In questo modo, il cibo ancora perfettamente consumabile non rischia di finire invenduto e gettato. Molte realtà, soprattutto in regioni come l’Emilia-Romagna e la Toscana, hanno integrato questa iniziativa con sistemi più ampi di recupero delle eccedenze. Empori solidali, cooperative sociali e reti di volontariato collaborano con la grande distribuzione per intercettare prodotti in prossimità di scadenza o in surplus, trasformando quello che sarebbe diventato un rifiuto in una risorsa preziosa.

L’iniziativa ha assunto forme diverse a seconda del contesto territoriale. In Lombardia e Trentino-Alto Adige, le grandi catene di supermercati collaborano attivamente con enti come il Banco Alimentare. In Abruzzo, Molise e Basilicata, la rete si basa maggiormente sul tessuto delle parrocchie e dei piccoli negozi di quartiere, dimostrando una grande capillarità anche nelle aree interne.

In Piemonte, alcuni progetti legano la donazione alla valorizzazione dei prodotti a chilometro zero, sostenendo contemporaneamente le famiglie fragili e i piccoli produttori locali. Dalla Sicilia alla Valle d’Aosta, da Napoli a Milano, il modello si adatta per rispondere ai bisogni specifici delle comunità, unendo supporto sociale e sostenibilità ambientale.

Per rendere il proprio contributo il più efficace possibile, è consigliabile donare alimenti a lunga conservazione come pasta, riso, legumi in scatola, olio, latte UHT, biscotti e prodotti per l’infanzia.
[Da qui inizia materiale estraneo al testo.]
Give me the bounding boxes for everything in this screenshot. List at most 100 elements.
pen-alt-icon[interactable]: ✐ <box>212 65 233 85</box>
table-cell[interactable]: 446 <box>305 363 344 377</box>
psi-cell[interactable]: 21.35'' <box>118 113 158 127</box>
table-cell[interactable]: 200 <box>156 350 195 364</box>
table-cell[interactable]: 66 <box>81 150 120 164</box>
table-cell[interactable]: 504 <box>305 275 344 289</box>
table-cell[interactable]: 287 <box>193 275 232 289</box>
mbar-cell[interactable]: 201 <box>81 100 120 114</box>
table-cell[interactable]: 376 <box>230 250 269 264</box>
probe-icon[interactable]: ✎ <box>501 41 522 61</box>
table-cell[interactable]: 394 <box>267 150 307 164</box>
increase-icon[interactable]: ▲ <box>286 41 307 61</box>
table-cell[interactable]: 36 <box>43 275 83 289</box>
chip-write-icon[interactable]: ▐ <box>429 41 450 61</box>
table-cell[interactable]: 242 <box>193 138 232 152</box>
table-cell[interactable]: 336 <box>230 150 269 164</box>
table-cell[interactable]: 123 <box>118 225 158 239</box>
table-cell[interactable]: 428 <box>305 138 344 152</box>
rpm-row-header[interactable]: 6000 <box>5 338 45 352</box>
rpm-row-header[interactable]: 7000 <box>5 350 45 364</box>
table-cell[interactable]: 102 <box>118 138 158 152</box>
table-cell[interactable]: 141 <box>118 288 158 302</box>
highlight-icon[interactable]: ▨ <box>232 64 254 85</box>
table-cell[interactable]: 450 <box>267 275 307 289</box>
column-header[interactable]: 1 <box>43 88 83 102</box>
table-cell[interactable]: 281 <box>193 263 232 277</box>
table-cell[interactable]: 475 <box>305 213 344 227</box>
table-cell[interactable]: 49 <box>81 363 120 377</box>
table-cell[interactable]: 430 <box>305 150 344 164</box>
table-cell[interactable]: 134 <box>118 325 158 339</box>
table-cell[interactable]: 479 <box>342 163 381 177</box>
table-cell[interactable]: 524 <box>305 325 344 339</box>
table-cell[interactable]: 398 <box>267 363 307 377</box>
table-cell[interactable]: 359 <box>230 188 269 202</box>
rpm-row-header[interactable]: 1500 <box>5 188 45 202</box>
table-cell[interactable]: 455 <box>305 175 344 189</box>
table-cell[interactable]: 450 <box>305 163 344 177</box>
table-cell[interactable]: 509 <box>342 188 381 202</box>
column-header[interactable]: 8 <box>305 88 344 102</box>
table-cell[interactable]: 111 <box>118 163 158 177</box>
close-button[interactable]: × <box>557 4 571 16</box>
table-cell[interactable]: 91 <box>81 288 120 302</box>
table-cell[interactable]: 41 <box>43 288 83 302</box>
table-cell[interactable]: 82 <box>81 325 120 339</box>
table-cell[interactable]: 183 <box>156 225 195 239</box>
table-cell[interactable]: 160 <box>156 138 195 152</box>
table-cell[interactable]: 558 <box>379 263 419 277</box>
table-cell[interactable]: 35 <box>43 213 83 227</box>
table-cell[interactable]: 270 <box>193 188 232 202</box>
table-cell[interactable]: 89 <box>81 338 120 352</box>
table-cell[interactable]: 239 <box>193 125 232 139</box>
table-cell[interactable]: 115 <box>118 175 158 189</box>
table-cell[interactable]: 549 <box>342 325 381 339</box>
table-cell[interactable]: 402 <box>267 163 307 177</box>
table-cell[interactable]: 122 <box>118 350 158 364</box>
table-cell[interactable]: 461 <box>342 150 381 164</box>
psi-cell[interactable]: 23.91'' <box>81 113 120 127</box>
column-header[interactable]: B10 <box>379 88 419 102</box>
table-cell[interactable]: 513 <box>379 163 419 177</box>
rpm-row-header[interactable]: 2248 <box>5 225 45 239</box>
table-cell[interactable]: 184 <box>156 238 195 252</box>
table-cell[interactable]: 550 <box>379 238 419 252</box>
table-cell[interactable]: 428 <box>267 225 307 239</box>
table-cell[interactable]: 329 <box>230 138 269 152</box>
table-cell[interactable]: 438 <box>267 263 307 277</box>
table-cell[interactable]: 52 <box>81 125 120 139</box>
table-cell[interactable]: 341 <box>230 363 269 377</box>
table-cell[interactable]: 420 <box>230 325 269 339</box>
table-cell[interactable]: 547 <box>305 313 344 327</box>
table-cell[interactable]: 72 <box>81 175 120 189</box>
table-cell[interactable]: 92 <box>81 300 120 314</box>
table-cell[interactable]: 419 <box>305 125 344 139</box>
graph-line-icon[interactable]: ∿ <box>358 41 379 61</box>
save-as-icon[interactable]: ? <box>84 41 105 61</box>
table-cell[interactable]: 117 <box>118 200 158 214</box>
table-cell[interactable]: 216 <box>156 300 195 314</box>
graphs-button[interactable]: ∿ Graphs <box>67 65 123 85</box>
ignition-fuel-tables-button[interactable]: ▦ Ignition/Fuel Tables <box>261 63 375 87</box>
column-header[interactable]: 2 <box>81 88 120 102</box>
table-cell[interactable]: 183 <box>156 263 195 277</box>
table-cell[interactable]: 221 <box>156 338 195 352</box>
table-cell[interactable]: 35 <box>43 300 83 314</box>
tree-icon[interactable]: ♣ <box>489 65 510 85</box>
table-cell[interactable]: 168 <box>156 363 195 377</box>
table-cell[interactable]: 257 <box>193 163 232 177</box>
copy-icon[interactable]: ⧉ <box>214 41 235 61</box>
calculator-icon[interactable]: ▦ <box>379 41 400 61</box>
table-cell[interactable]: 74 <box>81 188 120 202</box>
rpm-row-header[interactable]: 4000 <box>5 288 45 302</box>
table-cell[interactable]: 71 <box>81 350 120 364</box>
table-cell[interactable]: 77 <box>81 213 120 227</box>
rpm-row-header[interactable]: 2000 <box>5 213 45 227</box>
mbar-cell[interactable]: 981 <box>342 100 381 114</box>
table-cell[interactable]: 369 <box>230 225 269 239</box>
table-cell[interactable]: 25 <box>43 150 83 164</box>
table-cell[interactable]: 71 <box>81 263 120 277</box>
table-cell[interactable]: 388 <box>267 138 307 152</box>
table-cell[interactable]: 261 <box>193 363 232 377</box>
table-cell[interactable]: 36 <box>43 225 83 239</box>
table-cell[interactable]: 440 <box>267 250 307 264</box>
Anche beni per l’igiene personale e della casa sono sempre molto richiesti. Prima di procedere all’acquisto, una buona pratica è chiedere ai volontari o al negoziante quali siano le necessità più urgenti in quel momento.

Partecipare alla spesa sospesa è un’azione concreta che genera un triplice beneficio: offre un sostegno tangibile, rafforza il senso di comunità e contribuisce attivamente alla lotta contro lo spreco di cibo. Per trovare i punti di raccolta più vicini è possibile consultare piattaforme online come Spesasospesa.org, i siti web delle Caritas diocesane o del Banco Alimentare.